Based on the code from Lecture 5, build a dataframe of couples. Filter it by survival status: select those couples, in which only one of spouses survived or none of two. Built survival statistics by class, i.e. ratio of the number couples with partial survival or couples which died together, divided by total number of couples in class. If the survival status of one or both of spouses is not known, it must be considered as `0`.

Input is **indexed** with `PassengerId` and is a **concatenation of train and test sets**. Output must be `Series` with three elements indexed by values from `Pclass` column (see P7 as a reference).

In [25]:
def find_couples(df):
    """Your code here."""
    pass

In [26]:
PROBLEM_ID = 9

if TEST:
    total_grade += solutions.check(STUDENT, PROBLEM_ID, find_couples)

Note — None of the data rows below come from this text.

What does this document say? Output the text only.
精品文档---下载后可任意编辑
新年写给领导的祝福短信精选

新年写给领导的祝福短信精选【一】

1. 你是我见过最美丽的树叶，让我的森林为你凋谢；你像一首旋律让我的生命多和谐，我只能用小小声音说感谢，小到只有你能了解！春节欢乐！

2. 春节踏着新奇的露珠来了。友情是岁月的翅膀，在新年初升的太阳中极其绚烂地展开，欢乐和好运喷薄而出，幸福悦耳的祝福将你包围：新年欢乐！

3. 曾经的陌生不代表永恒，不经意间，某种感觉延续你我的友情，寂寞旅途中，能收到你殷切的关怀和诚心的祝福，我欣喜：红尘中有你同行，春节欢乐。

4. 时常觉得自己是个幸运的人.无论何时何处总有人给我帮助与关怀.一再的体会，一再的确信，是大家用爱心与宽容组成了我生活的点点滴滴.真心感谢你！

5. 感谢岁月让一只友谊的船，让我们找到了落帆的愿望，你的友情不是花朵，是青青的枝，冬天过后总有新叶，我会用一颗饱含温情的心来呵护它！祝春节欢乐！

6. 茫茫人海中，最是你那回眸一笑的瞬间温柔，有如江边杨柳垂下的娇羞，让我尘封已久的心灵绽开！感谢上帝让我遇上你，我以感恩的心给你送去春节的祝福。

### 10. Lonely Passengers (2 points).

Extract # of passengers per class who were either traveling alone (no siblings/spouses/parents/children and also bought a ticket for one) or they have a ticket number beginning with "P", **but not both**.

Note that passenger traveling alone who has a ticket "PC 1234" **should NOT be counted**, but a passenger traveling alone with a ticket "AC 11" should be counted.

Input is **indexed** with `PassengerId` and is a **concatenation of train and test sets**.\
Output must be `Series` with three elements indexed by values from `Pclass` column.

In [27]:
def lonely_or_p(df):
    """Your code here."""
    pass

In [28]:
PROBLEM_ID = 10

if TEST:
    total_grade += solutions.check(STUDENT, PROBLEM_ID, lonely_or_p)

### 11. Family Tickets (3 points).

Find for each class a proportion of family tickets - tickets where all passengers have the same last name.\
Note that by that definition, even a 1-passenger ticket is considered a family ticket.

Input is **indexed** with `PassengerId` and is a **concatenation of train and test sets**. Output must be `Series` with three elements indexed by values from `Pclass` column, with values between 0 and 1, containing the proportion of family tickets for that class.

In [29]:
def family_tickets(df):
    """Your code here."""
    pass

In [30]:
PROBLEM_ID = 11

if TEST:
    total_grade += solutions.check(STUDENT, PROBLEM_ID, family_tickets)

# Your grade

In [31]:
if TEST:
    print(f"{STUDENT}: {int(100 * total_grade / MAX_POINTS)}")